Al Di Meola

Al Di Meola 24

“Twentyfour”, o primeiro álbum de estúdio de Al Di Meola em quatro anos, está a chegar.

Depois de “Across the Universe”, de 2020, “Tweentyfour” tem edição no dia 19 de Julho de 2024. O mais recente LP de estúdio de Di Meola foi trabalhado nos últimos quatro anos, tendo as suas origens nos tempos tumultuosos da pandemia. Devido ao seu longo período de desenvolvimento, “Twentyfour” começou por ser um humilde álbum acústico e introspectivo, mas transformou-se paulatinamente em algo completamente diferente, uma vez que Di Meola se esforçou por «resistir ao fascínio da exploração musical sem limites».

Dessa forma, o disco acabou por se tornar «uma obra-prima», de acordo com o press release sem medo de palavras, um trabalho que serve como «uma viagem através da evolução musical de Al, mostrando o seu virtuosismo e visão». Dito isto, “Twentyfour” pretende ser um lançamento considerável tanto para Al Di Meola como para o mundo da guitarra em geral, e todos os sinais apontam para que o virtuoso do jazz cumpra a hipérbole colorida se tomarmos como exemplo o lançamento do single “Fandango”.

“Fandango” é um deslumbrante passeio pelas proezas técnicas de Al Di Meola, bem como uma exibição do seu notável sentido melódico e sensibilidade composicional. A faixa malha acústica, que discorre durante uns sete minutos, está carregada de uma urgência optimista, por assim dizer, com uma pujante camada de guitarras galopantes de onde emergem reflexões de cordas de nylon.

Linhas alternadas de flamenco e progressões dedilhadas misturam-se com algumas das linhas de fusão mais tradicionais na linguagem de Al Di Meola. Aliás, aquando do lançamento do single, em Março passado, escreveu Al Di Meola nas redes sociais: «Esta fusão de flamenco e jazz é apenas o início do belo prado selvagem que cultivei nos últimos quatro anos».

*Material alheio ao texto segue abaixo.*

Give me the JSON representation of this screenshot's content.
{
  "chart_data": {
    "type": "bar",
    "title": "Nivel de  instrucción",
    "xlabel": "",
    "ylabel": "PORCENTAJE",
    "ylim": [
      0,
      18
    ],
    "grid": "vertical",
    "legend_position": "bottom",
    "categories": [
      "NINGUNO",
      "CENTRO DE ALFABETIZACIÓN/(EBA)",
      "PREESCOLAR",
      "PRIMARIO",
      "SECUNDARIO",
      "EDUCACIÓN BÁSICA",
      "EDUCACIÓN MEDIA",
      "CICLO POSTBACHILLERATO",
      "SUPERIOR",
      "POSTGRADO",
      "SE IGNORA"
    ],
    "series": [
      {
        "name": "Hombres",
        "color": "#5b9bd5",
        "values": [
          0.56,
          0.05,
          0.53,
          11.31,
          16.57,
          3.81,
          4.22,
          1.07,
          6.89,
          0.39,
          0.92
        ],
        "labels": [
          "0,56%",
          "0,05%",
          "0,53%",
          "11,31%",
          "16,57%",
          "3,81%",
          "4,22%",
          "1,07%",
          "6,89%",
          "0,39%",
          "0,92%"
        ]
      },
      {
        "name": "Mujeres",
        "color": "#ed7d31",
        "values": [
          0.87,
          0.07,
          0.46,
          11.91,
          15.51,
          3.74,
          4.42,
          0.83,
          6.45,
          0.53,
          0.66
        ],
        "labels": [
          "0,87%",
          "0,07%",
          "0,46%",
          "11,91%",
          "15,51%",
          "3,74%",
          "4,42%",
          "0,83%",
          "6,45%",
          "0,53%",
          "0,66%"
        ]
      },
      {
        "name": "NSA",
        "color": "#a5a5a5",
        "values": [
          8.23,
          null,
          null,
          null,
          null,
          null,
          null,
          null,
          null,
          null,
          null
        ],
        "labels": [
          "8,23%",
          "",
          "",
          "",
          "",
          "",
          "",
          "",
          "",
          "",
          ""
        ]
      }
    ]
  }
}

De facto, como “Fandango” mostra claramente, “Twentyfour” parece ser uma exibição por excelência da propensão de Al Di Meola para combinar técnica alucinante com sólido sentido de composição. Na verdade, é apenas mais um dia no escritório para o guitarrista.

Beatles & Les Paul

Em 2019, na antecâmara da gravação de “Across The Universe”, Al Di Meola partilhou o reencontro com a sua primeira Gibson Les Paul, assumindo logo que esta iria fazer parte daquele que foi o seu segundo disco de tributo aos Beatles. “Across The Universe” é preenchido por reinterpretações de canções como “Here Comes The Sun”, “Norwegian Wood”, “Strawberry Fields Forever”, “Yesterday”, “Hey Jude” e outras de fundo de catálogo dos Fab Four, como “Dear Prudence” ou “Your Mother Should Know”.

De volta à Les Paul: «Redescobri a minha primeira Les Paul, que estava basicamente enterrada atrás de uma parede de outras guitarras em que não tocava há mais de 30 anos. Comprei-a quando tinha 17 anos, encomendei-a na famosa loja Manny’s Music na rua 48. Sim, este era o machado ‘Race on Spanish Highway and Flight over Rio’. Foi usada nos três primeiros álbuns de Return To Forever, no ‘Land of the Midnight Sun’ e exclusivamente a 100% no ‘Elegant Gypsy’», recordou Al Di Meola.

«Esqueci-me completamente do som desta guitarra! Agora vou usá-la no meu novo álbum de estúdio, o segundo tributo aos Beatles. Depois lembrei-me que no tempo em que usava esta guitarra, eu era inflexível contra o uso de efeitos e era um dos puristas que preferia tocar directamente. Então apercebi-me que, algures, no fundo do meu armazém, podiam estar dois ou três Marshalls de 50w dos anos 70 que faziam aquele som, um som icónico da época. Felizmente, depois de vasculhar uma tonelada de coisas, fiquei maravilhado ao descobrir que um dos Marshalls em particular soava tão bem como nos seus tempos áureos. Acho que não há combinação mais poderosa. Que epifania!», acrescentou.